Everything and Nothing at Once by OrcishLibrarianEven though he looked exactly like a member of their pack, the other wolves kept their distance from Subject 23, casting wary looks in his direction. His attempts to creep closer to them had been met with low snarls, so now he stayed well away, lurking amongst the underbrush and just watching the wolves as they milled around, waiting for their alpha to return.
Subject 23 decided that he didn’t want to be around when the alpha did come back. So he started to slink away through the bushes.
Animals were always harder to fool than people. It was the smell. He could look exactly like them, could try to copy their mannerisms, but he couldn’t smell like they did. Animals – the wolves, especially – were sensory beings, and no matter how good his shape-shifting was, he could never really pass for one of them. They could always sniff him out.
Humans, by contrast, were visual creatures – it was much easier to pass for human. He had once lived a whole year in a small village in Gavony, passing himself off as a deaf mute to try to avoid the language complication. The local priest had taken him in, given him food and clothing, and put him to work sweeping up the floors. He had talked to him about angels, tried to give him religion.
That had been okay, but the priest didn’t actually seem to care very much about him, just this thing which he called a soul, which Subject 23 didn’t know anything about when it came right down to it.
So, after a while, he had left, shed his human form, and slipped back into the woods.
What was a soul? Subject 23 wasn’t sure. But he suspected it was something you didn’t have if your first memory of life was of your eyes shooting open as lightning scorched through your every nerve, if you opened your mouth to scream only to choke on the vile fluid filling your giant glass vat.
He still remembered the taste of that fluid.
Most of his other memories of the laboratory were small, blurry scraps, pasted together into a collage of pain and confusion. He remembered the electricity; the probes; the leering, observing, calculating face, made bug-eyed by the refraction of the glass vat.
He remembered the terror of escape, of breaking free, of stumbling out into the night with no other thought or plan than to run until he couldn’t run any more.

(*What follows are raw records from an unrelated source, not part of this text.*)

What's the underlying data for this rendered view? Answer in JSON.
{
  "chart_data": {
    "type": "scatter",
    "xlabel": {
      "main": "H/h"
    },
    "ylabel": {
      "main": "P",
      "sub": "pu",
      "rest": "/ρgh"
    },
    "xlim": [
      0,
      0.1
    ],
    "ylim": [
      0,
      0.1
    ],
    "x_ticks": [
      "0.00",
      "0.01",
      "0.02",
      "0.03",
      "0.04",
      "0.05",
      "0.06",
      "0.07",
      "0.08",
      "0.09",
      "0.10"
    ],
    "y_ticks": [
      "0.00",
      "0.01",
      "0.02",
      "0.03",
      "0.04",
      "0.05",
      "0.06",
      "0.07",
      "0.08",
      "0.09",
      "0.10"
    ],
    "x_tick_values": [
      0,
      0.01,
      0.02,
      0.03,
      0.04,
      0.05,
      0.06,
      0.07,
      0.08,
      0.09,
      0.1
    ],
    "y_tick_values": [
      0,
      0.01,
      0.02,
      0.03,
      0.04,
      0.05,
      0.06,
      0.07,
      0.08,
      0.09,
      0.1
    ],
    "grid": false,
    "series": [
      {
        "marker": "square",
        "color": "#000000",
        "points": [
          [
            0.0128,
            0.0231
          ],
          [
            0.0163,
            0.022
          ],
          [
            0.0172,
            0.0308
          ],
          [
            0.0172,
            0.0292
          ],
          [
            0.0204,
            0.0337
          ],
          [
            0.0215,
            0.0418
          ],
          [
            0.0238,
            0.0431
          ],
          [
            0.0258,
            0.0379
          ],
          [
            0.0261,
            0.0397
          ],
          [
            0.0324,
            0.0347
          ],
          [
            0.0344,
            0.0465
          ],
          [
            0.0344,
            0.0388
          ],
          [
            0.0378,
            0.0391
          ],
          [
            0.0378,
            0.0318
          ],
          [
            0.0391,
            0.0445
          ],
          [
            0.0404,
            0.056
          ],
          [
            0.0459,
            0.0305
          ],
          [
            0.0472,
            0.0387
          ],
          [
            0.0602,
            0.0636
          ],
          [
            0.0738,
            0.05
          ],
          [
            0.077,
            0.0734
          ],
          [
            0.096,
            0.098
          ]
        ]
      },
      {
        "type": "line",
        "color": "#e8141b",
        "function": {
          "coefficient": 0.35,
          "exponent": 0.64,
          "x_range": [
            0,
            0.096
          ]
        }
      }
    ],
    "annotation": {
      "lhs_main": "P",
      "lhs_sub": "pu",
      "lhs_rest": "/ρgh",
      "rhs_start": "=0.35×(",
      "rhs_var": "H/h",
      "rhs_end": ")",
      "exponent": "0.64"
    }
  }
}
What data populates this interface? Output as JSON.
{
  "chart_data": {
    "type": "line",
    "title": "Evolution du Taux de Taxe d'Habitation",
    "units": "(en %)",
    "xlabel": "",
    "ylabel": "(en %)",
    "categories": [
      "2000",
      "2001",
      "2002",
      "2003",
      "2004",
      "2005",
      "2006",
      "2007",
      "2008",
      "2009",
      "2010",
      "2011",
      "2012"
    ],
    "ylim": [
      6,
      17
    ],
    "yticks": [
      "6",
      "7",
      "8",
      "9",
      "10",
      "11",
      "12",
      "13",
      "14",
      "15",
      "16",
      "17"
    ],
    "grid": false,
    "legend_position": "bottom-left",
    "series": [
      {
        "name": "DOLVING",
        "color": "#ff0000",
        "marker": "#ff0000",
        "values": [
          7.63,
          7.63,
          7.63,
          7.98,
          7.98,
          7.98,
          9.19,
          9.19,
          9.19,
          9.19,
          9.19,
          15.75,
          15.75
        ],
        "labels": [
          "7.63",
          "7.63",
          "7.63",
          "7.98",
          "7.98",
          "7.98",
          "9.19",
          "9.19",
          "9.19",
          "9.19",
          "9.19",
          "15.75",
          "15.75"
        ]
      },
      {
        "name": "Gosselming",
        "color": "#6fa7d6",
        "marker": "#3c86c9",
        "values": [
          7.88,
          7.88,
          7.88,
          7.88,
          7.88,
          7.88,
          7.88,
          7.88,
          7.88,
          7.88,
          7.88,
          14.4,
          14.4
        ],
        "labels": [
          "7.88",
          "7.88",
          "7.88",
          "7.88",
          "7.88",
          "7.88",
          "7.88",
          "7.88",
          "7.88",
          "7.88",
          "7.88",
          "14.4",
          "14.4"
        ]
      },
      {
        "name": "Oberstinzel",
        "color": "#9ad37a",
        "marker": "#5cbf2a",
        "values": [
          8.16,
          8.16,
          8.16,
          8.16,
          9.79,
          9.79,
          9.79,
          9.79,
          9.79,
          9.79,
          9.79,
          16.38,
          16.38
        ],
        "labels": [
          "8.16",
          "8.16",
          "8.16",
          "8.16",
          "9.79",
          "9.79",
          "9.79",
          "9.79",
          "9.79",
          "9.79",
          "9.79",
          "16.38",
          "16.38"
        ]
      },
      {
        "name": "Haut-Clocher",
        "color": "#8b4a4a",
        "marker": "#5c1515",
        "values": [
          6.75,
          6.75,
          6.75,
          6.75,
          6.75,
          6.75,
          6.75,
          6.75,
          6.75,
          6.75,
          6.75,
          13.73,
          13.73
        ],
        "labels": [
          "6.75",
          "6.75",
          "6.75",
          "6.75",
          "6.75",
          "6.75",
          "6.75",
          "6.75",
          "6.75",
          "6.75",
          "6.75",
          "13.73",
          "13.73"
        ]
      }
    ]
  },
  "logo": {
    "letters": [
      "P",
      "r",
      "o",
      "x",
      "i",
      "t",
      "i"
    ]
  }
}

He remembered the little slate next to his vat, with “Subject 23” chalked on it, the chalk and eraser sitting on a lab bench nearby.
Sometimes he wondered about what had happened to Subjects 1 through 22. Maybe some of them had escaped, too. Maybe he wasn’t totally alone in the world.
But he doubted it.
Once free, he had discovered that, with patience and great effort, he could will his body to assume the form of any other creature he encountered. So he started to try on other skins, looking for one that would fit, one that he would belong in. But he hadn’t found it yet, and he was starting to worry that it didn’t exist.
He could be anything and nothing at once, and it made him ache inside, even if he wasn’t quite sure why.
Now, as he crept along the forest floor in wolf form, he was distracted by a whimpering from off in the distance. He followed after the sound and found himself beneath a great oak tree, where he saw the wolfpack alpha, whimpering and howling. The alpha was bleeding from one leg, which was caught in the steel jaws of a trap, cleverly disguised below a layer of leaves.
Then, just as he was about to approach the wounded alpha, Subject 23 heard footsteps in the trees behind him, and a human voice called out: “Got two of them.”
He turned to see a man, fur-hatted and axe-wielding, coming towards them. There was a cruel look on the man’s face as he raised the axe up over his head. It was a look Subject 23 recognized.
But the look on the man’s face changed as Subject 23 shifted into the form of a massive silver bear. Cruelty was replaced by fear, and the trapper stumbled back, swinging the axe wildly as he did. Subject 23 didn’t have time to dodge, didn’t try to: the axe bit into his shoulder with a flash of pain as he leapt at the man, catching him full across the face with one swipe of a massive paw.
Subject 23 heard bones snap, and the dead trapper crumpled to the ground in a heap.
The pain in Subject 23’s shoulder was intense. He hurt too much to keep his focus, to hold on to the form of the bear, and so he shifted back into his natural form – or, at least, the form which took the least effort to maintain, whether natural or not: a kind of ashen-skinned, sunken-eyed, humanish form, with long, stringy limbs and indistinct features, like a pencil sketch that hadn’t been fully colored-in.
Trying to block out the pain, he crawled over to where the alpha still struggled against the jaws of the trap. The wolf fell still at his approach, and watched him with wide black-blue eyes as Subject 23 got his hands around the steel jaws and, with the last bit of energy he had, pried them apart.
Then the shape-shifter collapsed on the ground next to the wolf, both of them tired, hurt, and bleeding.
The last thing Subject 23 remembered before passing out was seeing the wolf crawl over to where he lay, feeling its moist breath as it licked the wound on his shoulder clean, feeling its fur as the wolf sat down next to him and he slipped off into a dream.
For the first time in a long time, it was a good dream.